宋风晚倒了杯水递给她,“妈,您这生得哪门子气啊?”
“还能生什么气?那个严望川……”乔艾芸捏紧水杯,话到嘴边,又被吞了回去,还是别在孩子面前说这个了。
“严叔性子是直了些,不过也是为了我们啊,现在不也没事了,您还气什么?”
“性子直?他就是缺心眼!”
乔艾芸气急败坏。
幸亏今天宋敬仁没追究,要是追究起来,严望川保不齐得进去关几天。
以前他俩差点就结婚了,当时父亲和严家连生辰八字都合了,她已经觉得对不住严家,要是因为自己害他吃官司,她更是心里难安。
宋风晚憋着笑,“嗯,严叔不仅是缺心眼,还是个死心眼,不然怎么千里万里从南江过来……”

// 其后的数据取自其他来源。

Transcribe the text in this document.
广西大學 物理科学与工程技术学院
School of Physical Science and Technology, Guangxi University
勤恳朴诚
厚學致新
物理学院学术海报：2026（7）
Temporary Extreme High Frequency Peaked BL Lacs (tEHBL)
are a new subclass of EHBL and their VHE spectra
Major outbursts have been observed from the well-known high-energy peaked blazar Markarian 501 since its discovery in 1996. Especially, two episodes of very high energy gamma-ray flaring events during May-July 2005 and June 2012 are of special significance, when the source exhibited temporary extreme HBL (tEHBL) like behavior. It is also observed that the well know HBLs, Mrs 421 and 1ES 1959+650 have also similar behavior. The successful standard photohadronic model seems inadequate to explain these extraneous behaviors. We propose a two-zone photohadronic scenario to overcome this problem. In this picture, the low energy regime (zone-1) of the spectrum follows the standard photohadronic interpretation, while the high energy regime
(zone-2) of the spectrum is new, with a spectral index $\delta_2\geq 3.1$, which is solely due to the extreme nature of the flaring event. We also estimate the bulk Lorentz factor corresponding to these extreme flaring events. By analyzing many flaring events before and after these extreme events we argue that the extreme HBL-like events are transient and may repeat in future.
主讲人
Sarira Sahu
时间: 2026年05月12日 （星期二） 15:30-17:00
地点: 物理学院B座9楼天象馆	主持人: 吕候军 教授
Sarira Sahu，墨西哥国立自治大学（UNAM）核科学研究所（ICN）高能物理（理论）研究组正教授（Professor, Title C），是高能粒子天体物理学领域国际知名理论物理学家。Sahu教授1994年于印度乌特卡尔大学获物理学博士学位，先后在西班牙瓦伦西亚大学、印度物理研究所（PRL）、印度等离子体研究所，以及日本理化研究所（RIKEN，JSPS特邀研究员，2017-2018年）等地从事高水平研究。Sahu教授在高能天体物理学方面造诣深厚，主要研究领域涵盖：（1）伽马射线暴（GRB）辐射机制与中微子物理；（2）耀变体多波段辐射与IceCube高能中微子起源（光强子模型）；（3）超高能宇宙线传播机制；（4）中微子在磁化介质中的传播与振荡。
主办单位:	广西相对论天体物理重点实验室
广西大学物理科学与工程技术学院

“你……”乔艾芸气得伸手一直戳她脑袋,“离开两个月,你的胆子真的越来越大了,调侃我?谁惯的你?”
宋风晚吐吐舌头,没说话。
乔艾芸伸手摸了摸她的脸,“怎么样?还疼不疼?”
“不疼。”
“他是真的疯了……”
宋风晚抿嘴没作声。
母女两人沉默良久,直到茶水凉透,宋风晚才起身给她换了热水,“妈,您刚才把严叔丢在派出所,他现在回酒店了吗?”
“我哪儿知道。”乔艾芸冷哼。
“又不是十几岁、二十出头的毛头小子,做事怎么这般没分寸。”
“这人都到了警局,和警察说话还那么横?他以为派出所是他家开的啊!”
宋风晚看她气成这样,拿出手机,“那我给严叔打电话问一下……”
电话拨通,手机铃声却从门口传来。
母女俩对视一眼。
“妈,严叔……”宋风晚指了指紧闭的防盗门。
“让他在外面待着。”乔艾芸气得上火,拿了衣服准备回房。
“妈,今天云城零下5度。”宋风晚小声嘀咕。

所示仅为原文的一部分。